Another day, another Coach’s Challenge… and another goal lost to a lifted skate. Pittsburgh Penguins head coach Mike Sullivan issued a Coach’s Challenge after the Lightning appeared to open the scoring early in Game 6.
Linesman Michel Cormier donned the headset and picked up the tablet to watch the play. After a few minutes of review and consultation with linesman Steve Miller, Cormier shared the decision with referee Dan O’Halloran.
O’Halloran broke the news to the crowd: “After video review, it’s been determined the play is offside. We have no goal.”
Drouin was determined to be offside not by the position of his body, but by the position of his skates. Specifically, the skate – or skates – in contact with the ice.
In this case, Drouin’s trailing foot was in the air. Based on that, the determination of Drouin’s position was made solely by the skate in contact with the ice. That skate was already in the zone. Drouin was offside.
From the NHL Rulebook:
The position of the player’s skates and not that of his stick shall be the determining factor in all instances in deciding an off-side. A player is off-side when both skates are completely over the leading edge of the blue line involved in the play.
A player is on-side when either of his skates are in contact with, or on his own side of the line, at the instant the puck completely crosses the leading edge of the blue line regardless of the position of his stick.
That “in contact with” part is key. The rule requires the player’s skate to be on the ice. One of Drouin’s skates was offside. The other was not in contact with or on his own side of the line.
Had Drouin’s left skate been on the ice, he’d have been in the clear. The play would have been onside, and the goal would’ve stood, giving the Lightning a 1-0 lead.
When the league introduced the coach’s challenge prior to the start of the season, the goal was to catch those “egregious” offside plays. With an objective rule like this one, though, there’s no room for interpretation. Either it’s offside or it’s not. There’s no judgment call to allow a certain amount of wiggle room. There’s no application of logic to say that the play was so close that the zone entry had no bearing on the outcome of the play.
The officials have to call it as it’s written. This means that any offside – even one by millimeters that requires a frame-by-frame replay – is up for review via Coach’s Challenge.
Referee Paul Stewart criticized the rule and its unintended consequences.
This is just another example of how the sport did not learn its lesson from the “toe in the crease” era where minor technical rule violations that had nothing to do with why a would-be goal was scored causing the goal to be disallowed.
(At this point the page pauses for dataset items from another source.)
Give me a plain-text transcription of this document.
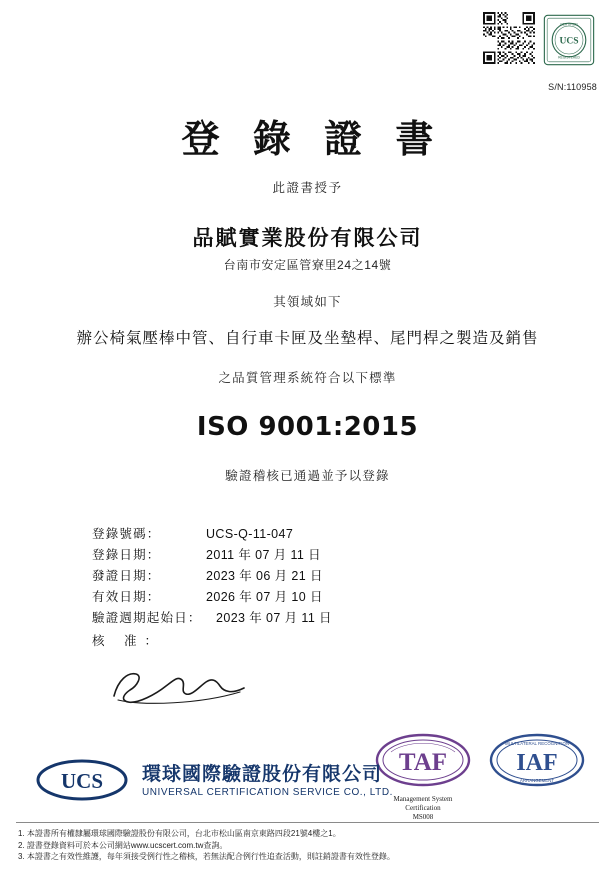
UCS
CERTIFIED
REGISTERED
S/N:110958
登 錄 證 書
此證書授予
品賦實業股份有限公司
台南市安定區管寮里24之14號
其領域如下
辦公椅氣壓棒中管、自行車卡匣及坐墊桿、尾門桿之製造及銷售
之品質管理系統符合以下標準
ISO 9001:2015
驗證稽核已通過並予以登錄
登錄號碼：	UCS-Q-11-047
登錄日期：	2011 年 07 月 11 日
發證日期：	2023 年 06 月 21 日
有效日期：	2026 年 07 月 10 日
驗證週期起始日：	2023 年 07 月 11 日
核 准：
TAF
Management System
Certification
MS008
IAF
MULTILATERAL RECOGNITION
ARRANGEMENT
UCS 環球國際驗證股份有限公司
UNIVERSAL CERTIFICATION SERVICE CO., LTD.
1. 本證書所有權隸屬環球國際驗證股份有限公司，台北市松山區南京東路四段21號4樓之1。
2. 證書登錄資料可於本公司網站www.ucscert.com.tw查詢。
3. 本證書之有效性維護，每年須接受例行性之稽核，若無法配合例行性追查活動，則註銷證書有效性登錄。
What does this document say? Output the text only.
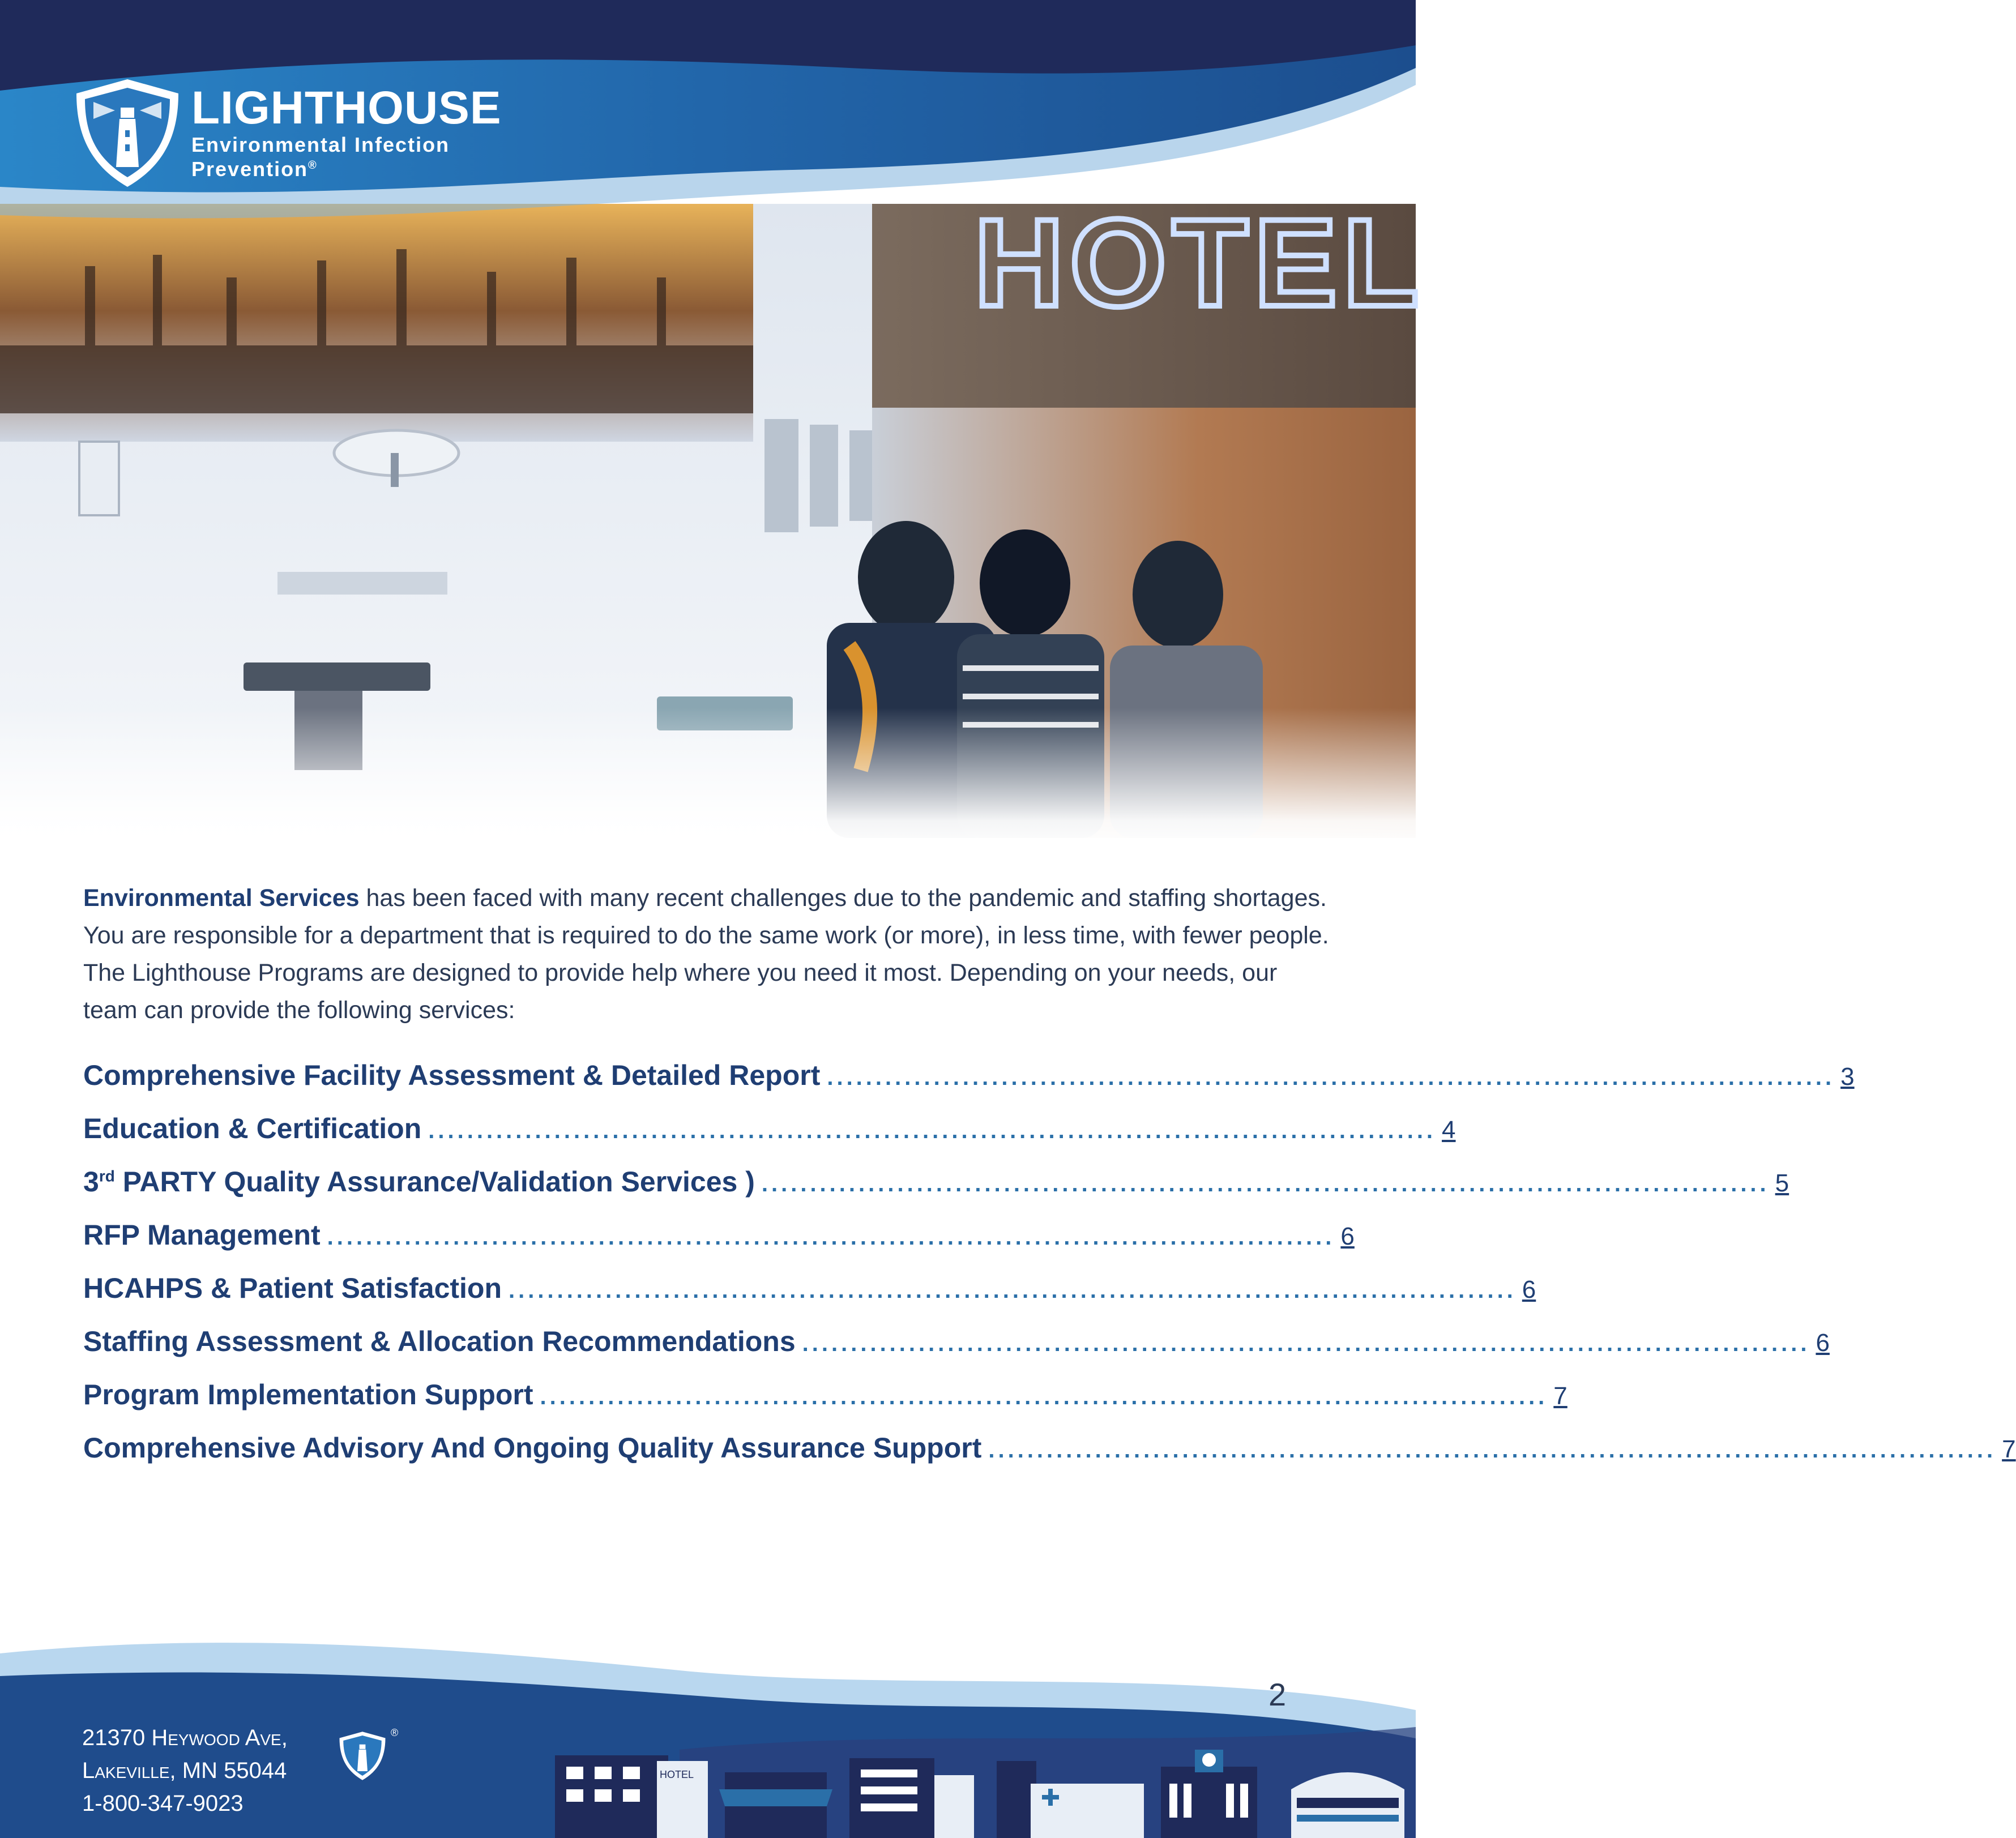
HOTEL
LIGHTHOUSE
Environmental Infection
Prevention®

Environmental Services has been faced with many recent challenges due to the pandemic and staffing shortages. You are responsible for a department that is required to do the same work (or more), in less time, with fewer people. The Lighthouse Programs are designed to provide help where you need it most. Depending on your needs, our team can provide the following services:

Comprehensive Facility Assessment & Detailed Report ........................................................................................................ 3
Education & Certification ........................................................................................................ 4
3rd PARTY Quality Assurance/Validation Services ) ........................................................................................................ 5
RFP Management ........................................................................................................ 6
HCAHPS & Patient Satisfaction ........................................................................................................ 6
Staffing Assessment & Allocation Recommendations ........................................................................................................ 6
Program Implementation Support ........................................................................................................ 7
Comprehensive Advisory And Ongoing Quality Assurance Support ........................................................................................................ 7
2
21370 Heywood Ave,
Lakeville, MN 55044
1-800-347-9023
®
HOTEL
It’s another case of tinkered-with procedures resulting in a weaker game between the added delays and outcomes that, while technically correct, go against the spirit of the game.
In his TSN column, referee Kerry Fraser touched on another part of the play — goaltender Matt Murray throwing his goal stick across the crease in a last-dicth effort to prevent a goal.
Rule 53.2 states that, “When a defending player (Murray in this case) shoots or throws a stick or any other object at the puck or puck carrier in the defending zone but does not interfere in any manner with the puck or puck carrier, a minor penalty shall be assessed.”
While Murray’s stick did not interfere with the puck or Drouin, he was nonetheless subject to the prescribed minor penalty if Drouin did not score on the play.
Once Drouin’s potential goal was disallowed through review, the clock was reset to the time of the offside play. Rule 78.7 (Coach’s Challenge) is very explicit regarding penalties committed following a missed offside and the eventual scoring of a goal.
NOTE 4 of Rule 78.7 reads: “If one or more penalties (major or minor) are assessed between the time of the ‘Offside’ play and the video review that disallows the apparent goal, the offending team(s) (and responsible Player(s)) will still be required to serve the penalty(ies) identified and assessed, and the time of the penalty(ies) will be recorded as the time at which the play should have been stopped for the “Offside” infraction.”
Once Drouin was found to be offside and his apparent goal disallowed, Murray should have been assessed a minor penalty for throwing his goal stick from within his defending zone. The Tampa Bay Lightning were entitled to a power-play opportunity on this unusual turn of events.